No
hay olvido voluntario, sólo se mitiga el recuerdo. Y éste se construye entre
otros materiales con el dolor. Un dolor que no se borra, pero que el paso del
tiempo logra suavizar. Así que las cicatrices nunca se curan y aunque en la
superficie parezcan cerradas, siempre están expuestas a reabrirse y mostrar la
herida o una parte de ella; lo que se esconde bajo la dermis y la epidermis más
allá de la propia carne y los huesos.
Afirma
el artista José María Sicilia (El País, 11 de septiembre de 2012) que “el dolor
produce memorias imborrables”. De modo que si deconstruimos la memoria, en una
parte del trayecto, quizás en el origen, hallaremos el dolor.
Aunque
es obvio que hay también, quizás por contraposición, una memoria de la
felicidad. Recuerdos edificados con momentos felices, fruto del gozo individual
o colectivo, que a buen seguro produce también memorias indelebles.
Ignoro
si puede medirse por tanto qué da a la memoria la capacidad de perdurar, si el
dolor o el gozo, y cuál de ellos influye más en su condición de imborrable. De
lo que no tengo duda es que en un alto porcentaje de ocasiones el dolor se
produce de forma voluntaria, simplemente con la intención de hacer daño. Cuando
además se busca que ese dolor perdure, es decir, que contribuya a construir el
recuerdo, es cuando nos alejamos de lo humano para acercarnos a lo monstruoso.
Un
amigo dice que no cree en la casualidad y sí en la causalidad.
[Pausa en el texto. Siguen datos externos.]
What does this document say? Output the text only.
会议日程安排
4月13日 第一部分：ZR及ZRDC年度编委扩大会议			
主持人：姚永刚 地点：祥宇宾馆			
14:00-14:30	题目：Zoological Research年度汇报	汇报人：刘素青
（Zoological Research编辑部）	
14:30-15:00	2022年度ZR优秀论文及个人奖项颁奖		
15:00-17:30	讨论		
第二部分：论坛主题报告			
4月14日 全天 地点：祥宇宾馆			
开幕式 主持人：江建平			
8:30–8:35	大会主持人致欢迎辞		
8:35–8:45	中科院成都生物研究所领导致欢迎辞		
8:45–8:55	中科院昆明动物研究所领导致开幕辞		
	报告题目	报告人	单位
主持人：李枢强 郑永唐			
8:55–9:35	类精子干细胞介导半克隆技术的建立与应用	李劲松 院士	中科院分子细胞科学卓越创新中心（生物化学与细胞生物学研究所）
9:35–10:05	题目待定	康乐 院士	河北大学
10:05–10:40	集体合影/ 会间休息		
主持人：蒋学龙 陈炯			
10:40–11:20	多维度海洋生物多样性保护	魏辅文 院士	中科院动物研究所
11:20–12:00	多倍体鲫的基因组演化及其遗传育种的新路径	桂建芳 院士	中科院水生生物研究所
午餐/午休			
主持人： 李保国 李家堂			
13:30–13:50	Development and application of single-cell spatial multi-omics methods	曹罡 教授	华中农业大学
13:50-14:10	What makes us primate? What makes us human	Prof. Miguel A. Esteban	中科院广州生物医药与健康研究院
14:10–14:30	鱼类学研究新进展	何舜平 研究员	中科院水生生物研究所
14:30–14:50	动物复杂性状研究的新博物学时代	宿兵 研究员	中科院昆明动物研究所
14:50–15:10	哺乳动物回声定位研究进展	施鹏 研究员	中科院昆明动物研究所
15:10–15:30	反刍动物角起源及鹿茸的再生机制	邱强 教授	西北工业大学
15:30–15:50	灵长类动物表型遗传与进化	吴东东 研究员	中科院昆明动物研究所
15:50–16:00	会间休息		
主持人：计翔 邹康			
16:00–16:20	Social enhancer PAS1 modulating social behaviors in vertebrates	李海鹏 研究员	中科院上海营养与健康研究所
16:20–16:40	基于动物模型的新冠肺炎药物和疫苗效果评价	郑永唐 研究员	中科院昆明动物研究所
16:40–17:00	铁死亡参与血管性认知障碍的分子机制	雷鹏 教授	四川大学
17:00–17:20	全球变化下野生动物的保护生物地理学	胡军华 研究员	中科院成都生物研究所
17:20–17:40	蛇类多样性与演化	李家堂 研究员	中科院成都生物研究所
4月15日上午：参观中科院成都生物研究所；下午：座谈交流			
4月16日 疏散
Todo es
discutible, pero no parece casual que un 11 de septiembre una información de un
periódico, en apariencia “inofensiva” como la exposición de un artista, se
titule “El dolor produce memorias imborrables”. Puede que sea resultado del
dolor y tenga que ver con las heridas mal cicatrizadas, pero puede ser también
la aportación para mantener la perdurabilidad de la memoria.